Pasada esa rabia, la palpable en imágenes de mujeres rapadas por haberse acostado con nazis, dejó de ser una cuestión central. Alegre subraya que “hubo presiones de los ejércitos liberadores porque necesitaban países viables, que no gastasen tanto en juicios, prisiones y guardias para los traidores, con el consiguiente colapso de los tribunales.

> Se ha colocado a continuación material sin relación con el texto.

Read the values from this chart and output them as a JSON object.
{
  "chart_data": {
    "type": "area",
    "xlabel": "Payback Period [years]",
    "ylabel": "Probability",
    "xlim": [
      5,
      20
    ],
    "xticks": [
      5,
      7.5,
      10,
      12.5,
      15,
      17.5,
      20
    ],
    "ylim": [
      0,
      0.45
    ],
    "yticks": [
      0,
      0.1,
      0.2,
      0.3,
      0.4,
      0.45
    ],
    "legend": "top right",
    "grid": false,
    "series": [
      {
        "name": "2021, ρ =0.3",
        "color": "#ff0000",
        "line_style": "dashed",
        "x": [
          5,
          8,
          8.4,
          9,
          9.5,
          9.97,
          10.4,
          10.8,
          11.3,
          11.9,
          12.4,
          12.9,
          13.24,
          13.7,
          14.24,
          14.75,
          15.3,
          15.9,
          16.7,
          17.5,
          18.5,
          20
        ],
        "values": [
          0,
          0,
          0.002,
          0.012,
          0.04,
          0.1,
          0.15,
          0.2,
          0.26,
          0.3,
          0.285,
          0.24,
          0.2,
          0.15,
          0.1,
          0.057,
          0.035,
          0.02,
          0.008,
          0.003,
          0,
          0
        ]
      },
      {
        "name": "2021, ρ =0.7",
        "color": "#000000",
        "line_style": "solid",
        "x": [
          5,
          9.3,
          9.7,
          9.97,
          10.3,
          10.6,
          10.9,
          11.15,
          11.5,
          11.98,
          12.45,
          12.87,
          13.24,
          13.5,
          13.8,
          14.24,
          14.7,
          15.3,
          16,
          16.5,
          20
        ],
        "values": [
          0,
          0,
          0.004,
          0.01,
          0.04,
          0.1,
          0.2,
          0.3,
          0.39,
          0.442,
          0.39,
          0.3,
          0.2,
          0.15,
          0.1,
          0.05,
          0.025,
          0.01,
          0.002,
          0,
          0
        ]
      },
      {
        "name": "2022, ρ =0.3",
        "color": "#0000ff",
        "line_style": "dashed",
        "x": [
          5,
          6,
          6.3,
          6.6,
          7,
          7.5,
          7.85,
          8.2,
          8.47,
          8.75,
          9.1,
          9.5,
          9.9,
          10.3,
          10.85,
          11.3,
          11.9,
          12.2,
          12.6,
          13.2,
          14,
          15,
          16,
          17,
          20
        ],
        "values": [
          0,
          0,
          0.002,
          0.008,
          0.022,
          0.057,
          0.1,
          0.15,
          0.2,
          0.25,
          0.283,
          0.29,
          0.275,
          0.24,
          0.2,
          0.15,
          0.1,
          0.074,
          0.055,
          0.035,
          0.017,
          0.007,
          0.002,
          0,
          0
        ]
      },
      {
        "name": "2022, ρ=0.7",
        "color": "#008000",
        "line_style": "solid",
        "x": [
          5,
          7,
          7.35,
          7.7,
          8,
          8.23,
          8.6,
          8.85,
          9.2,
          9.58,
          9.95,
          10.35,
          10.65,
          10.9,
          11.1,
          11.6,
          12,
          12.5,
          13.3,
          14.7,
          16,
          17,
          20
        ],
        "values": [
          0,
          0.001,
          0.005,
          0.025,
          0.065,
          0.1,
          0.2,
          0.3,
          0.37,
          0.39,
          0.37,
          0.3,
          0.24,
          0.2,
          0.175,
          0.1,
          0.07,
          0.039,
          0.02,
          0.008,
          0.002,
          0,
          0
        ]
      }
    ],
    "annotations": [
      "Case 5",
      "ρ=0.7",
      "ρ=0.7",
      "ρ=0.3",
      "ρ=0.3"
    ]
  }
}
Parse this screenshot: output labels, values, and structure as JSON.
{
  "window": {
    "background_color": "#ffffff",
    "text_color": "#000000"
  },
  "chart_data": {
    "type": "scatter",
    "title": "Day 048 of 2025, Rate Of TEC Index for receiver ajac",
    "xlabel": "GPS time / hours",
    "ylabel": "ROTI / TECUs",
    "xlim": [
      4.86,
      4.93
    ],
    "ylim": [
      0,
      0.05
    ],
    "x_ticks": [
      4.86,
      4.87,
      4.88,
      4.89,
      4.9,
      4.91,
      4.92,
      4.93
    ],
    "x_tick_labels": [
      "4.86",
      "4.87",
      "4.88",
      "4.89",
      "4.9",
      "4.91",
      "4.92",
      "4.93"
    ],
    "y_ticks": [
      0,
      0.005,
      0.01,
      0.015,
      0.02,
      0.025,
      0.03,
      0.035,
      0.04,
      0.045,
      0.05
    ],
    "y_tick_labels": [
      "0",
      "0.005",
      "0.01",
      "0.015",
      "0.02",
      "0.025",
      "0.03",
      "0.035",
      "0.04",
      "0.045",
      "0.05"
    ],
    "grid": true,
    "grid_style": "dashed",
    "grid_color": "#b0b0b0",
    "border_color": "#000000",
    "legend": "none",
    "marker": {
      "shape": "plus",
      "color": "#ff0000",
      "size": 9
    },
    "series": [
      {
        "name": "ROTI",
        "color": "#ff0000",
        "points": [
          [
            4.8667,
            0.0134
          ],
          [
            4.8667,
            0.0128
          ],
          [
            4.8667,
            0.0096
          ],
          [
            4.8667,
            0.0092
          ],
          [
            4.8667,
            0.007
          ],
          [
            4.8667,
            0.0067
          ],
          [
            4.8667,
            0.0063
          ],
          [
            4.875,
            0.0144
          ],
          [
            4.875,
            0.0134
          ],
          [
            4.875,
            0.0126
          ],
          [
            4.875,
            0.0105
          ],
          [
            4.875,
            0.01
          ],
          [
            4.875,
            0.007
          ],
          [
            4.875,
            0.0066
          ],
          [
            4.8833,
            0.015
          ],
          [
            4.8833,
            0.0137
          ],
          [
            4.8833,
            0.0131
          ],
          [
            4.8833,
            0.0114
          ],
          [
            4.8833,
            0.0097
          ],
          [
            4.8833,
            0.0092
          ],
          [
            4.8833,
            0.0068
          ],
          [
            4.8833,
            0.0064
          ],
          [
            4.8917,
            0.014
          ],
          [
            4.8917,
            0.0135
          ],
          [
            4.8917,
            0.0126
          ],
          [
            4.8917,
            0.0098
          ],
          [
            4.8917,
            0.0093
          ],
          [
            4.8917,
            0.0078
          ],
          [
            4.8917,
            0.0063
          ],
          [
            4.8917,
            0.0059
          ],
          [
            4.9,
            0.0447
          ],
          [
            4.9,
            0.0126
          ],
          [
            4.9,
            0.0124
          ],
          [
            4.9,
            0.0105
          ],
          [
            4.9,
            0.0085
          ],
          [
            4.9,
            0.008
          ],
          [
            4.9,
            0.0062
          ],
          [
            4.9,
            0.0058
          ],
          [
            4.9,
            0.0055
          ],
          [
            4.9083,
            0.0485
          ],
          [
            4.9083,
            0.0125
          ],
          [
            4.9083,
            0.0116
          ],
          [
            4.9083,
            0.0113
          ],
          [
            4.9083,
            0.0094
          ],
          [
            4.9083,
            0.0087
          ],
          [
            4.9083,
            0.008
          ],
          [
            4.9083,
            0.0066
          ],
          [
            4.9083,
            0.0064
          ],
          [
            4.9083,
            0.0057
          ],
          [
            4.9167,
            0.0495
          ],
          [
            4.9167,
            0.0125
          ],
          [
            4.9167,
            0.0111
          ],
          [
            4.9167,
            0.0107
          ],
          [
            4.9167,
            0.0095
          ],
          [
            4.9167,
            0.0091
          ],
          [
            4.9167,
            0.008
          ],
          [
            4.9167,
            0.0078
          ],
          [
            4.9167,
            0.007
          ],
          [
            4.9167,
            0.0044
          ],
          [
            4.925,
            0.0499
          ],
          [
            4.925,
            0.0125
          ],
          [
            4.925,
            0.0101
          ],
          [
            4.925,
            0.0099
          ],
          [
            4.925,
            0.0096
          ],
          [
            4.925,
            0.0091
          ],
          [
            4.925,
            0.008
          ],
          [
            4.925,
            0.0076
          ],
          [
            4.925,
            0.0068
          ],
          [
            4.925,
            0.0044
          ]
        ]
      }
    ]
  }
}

Hubo casos estrella para airearlo, todo muy medido, incluso se restauró la pena de muerte en varios países”. En la intención de pasar página también hubo una razón humanitaria: “Cuando entran en juego pedagogos y psicólogos, ven que muchos de los colaboracionistas eran casi chavales, y si eran condenados de por vida no tendrían una segunda oportunidad”.
El caso de Ucrania
Un caso de colaboracionismo con los nazis que enlaza con la actualidad es el de Ucrania por la propaganda difundida por el presidente ruso, Vladímir Putin. “Es un ejemplo de complejidad de la historia. Hubo muchos ucranianos que lucharon en el Ejército Rojo y llegaron hasta Berlín. Mientras que los ucranianos fascistas colaboraron a sabiendas de lo que hacían los nazis, pero lo veían como la manera de preservar algo de su sociedad. Incluso los hubo que luego pasaron a ser resistentes. Decir hoy que Ucrania es un Estado nazi es una generalización sin pies ni cabeza”.